Otros personajes fueron cayendo a este pabellón, hasta poblarlo casi en su totalidad sólo quedó un pequeño cuarto al final de la pared que no tenía comunicación con ninguno de los demás, pues del lado izquierdo siempre lo ocupó un ermitaño sordo y mudo de nacimiento, mientras, en principio el de la derecha estaba solo y éste duraría así hasta muchos años después que seria ocupado por una joven.
Además de Mayra el hospital sólo contaba con poca atención médica uno o dos médicos interinos que eran sustituidos dos o tres veces al año, además se disponía de una sicóloga de profesión, atendía los problemas de los internos llegando a solucionar varios casos. El paso de los años logró hacer de ella una experta en tratar a los internos. De Bóltom logró averiguar mediante la terapia de la hipnosis, que había matado a sus padres y que su verdadero nombre era Raymundo. Durante las sesiones de hipnosis el gigante se comportaba con gran lucidez como si se hubiera quedado atrapado en un sueño y ahí viviese la vida real. Sin embargo, la sicóloga fue transferida a un hospital más grande en Morelia.
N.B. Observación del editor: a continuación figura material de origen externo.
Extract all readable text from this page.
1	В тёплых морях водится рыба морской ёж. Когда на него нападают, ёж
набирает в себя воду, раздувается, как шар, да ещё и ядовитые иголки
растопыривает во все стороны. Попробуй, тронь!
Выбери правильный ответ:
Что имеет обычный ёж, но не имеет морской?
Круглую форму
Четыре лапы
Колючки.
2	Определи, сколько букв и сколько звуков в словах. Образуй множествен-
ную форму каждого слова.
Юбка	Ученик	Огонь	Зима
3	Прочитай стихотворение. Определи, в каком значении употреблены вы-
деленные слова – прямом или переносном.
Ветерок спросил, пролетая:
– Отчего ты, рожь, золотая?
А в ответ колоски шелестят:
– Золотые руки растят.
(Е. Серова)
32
Además de los interinos estaban los encargados de la seguridad al mando de Saúl, los demás eran guardias que al igual que los médicos constantemente eran cambiados de puesto. No así Saúl que contaba ya con varios años a cargo de la seguridad del hospital y ahora del manicomio. Sus funciones dentro del lugar no se limitaban simplemente en cumplir con el cuidado o el ahuyentar a los mal vivientes sino que era él el encargado de bañar a los internos del ala A cuando se ponían necios o de sostenerlos cuando no querían tomar su medicamento. Se encargaba también de sacar a pasear a Bóltom y de vez en cuando fungía de medico en cosas menores como vendajes o el diagnosticar algún tratamiento.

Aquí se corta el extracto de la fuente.